Secara umum ikan akan berkumpul yaitu:
1. Pada saat makan,
2. saat hendak memijah,
3. dan saat bermigrasi (tuna adalah ikan yang bersifat higly migratory).
Sebuah
pertanyaan yang selalu menggelitik para nelayan adalah bagaimana
menangkap ikan yang paling mudah. Jawabannya sederhana mungkin “jawaban
bodoh” adalah menangkap ikan yang sedang “ngumpul” dan syukur-syukur
“diem”. Pernyataan “ngumpul dan diem” inilah yang memacu para nelayan
berupaya mengumpulkan ikan dengan berbagai cara. Cara yang sudah lama
kita kenal adalah dengan menggunakan rumpon (fish agregate device) dan
menggunakan atraksi cahaya.
Mencari
fish ground alam bukan pekerjaan mudah. Contoh yang paling sederhana
adalah pada penangkapan ikan kembung dengan menggunakan payang
tradisional, kumpulan ikan hanya dapat diketahui oleh para nelayan yang
sudah berpengalaman, atau berdasarkan pengetahuan yang diturunkan dari
orang-orang tua mereka, bahkan tidak jarang dibarengi dengan mistis.

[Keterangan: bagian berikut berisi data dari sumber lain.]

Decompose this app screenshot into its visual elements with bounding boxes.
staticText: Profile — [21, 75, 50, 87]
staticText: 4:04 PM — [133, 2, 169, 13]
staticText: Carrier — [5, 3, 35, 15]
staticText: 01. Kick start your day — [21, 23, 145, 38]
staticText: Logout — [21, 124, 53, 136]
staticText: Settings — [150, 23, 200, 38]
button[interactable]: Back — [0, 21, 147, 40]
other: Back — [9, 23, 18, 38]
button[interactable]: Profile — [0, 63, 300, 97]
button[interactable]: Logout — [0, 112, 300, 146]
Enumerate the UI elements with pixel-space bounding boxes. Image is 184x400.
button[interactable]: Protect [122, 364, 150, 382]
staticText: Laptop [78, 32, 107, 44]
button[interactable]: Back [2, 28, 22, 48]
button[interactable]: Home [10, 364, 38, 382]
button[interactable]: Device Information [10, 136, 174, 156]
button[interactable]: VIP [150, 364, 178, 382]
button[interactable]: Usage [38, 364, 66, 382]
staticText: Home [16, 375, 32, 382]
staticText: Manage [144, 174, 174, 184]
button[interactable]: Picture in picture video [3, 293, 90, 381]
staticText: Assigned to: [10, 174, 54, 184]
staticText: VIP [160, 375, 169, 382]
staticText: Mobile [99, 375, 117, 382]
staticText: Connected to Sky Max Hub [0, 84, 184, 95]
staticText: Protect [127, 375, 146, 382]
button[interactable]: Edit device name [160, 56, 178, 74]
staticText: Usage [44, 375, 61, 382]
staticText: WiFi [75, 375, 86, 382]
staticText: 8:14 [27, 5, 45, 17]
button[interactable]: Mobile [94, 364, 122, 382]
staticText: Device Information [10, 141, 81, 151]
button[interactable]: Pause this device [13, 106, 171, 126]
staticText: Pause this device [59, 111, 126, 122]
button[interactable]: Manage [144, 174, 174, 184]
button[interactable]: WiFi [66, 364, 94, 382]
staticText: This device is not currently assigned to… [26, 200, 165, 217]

Contoh pada perikanan modern, bagaimana hunting purse seiner “around the
ocean, by day, by weeks, even by month” hanya untuk mencari dan
mengejar kumpulan-kumpulan ikan tuna yang sedang bermigrasi.
Di
Indonesia penelitian-penelitian tentang keempat hal tersebut di atas
terutama mengenai ikan-ikan yang hidup di kawasan perairan Indonesia
boleh dikatakan masih langka. Banyak data yang masih tersimpan di
benak-benak para nelayan, para fishing master dan nakhoda kapal
penangkap ikan bahkan perusahaan perikanan. Indonesia sudah mencoba
suatu langkah yang didasarkan pada teknologi penginderaan jarak jauh
(Indrajah, remote sensing) sehingga mampu memantau perubahan suhu dan
kandungan klorofil di permukaan laut hampir diseluruh perairan
Indonesia.
Namun
demikian perlu diingat bahwa, teknologi ini didasarkan pada
pendeteksian perubahan suhu permukaan dan pergerakan air laut, sehingga
untuk menentukan suatu fishing ground diperlukan data pendukung utama,
yaitu data (insitu) hasil tangkapan. Data inilah yang sulit diperoleh
selain untuk melakukan penelitian yang demikian memerlukan biaya yang
tidak sedikit dimana kita (Indonesia) belum banyak memilikinya. Data
indrajah dapat diperoleh setiap saat, namun data hasil tangkapan
kontinuw dari waktu ke waktu pada fishing ground yang sama masih menjadi
pertanyaan besar.
Secara
nasional Indonesia (dalam hal ini Departemen Pertanian melalui
Direktorat Jenderal Perikanan telah menerapkan Proyek Fishing Log Book)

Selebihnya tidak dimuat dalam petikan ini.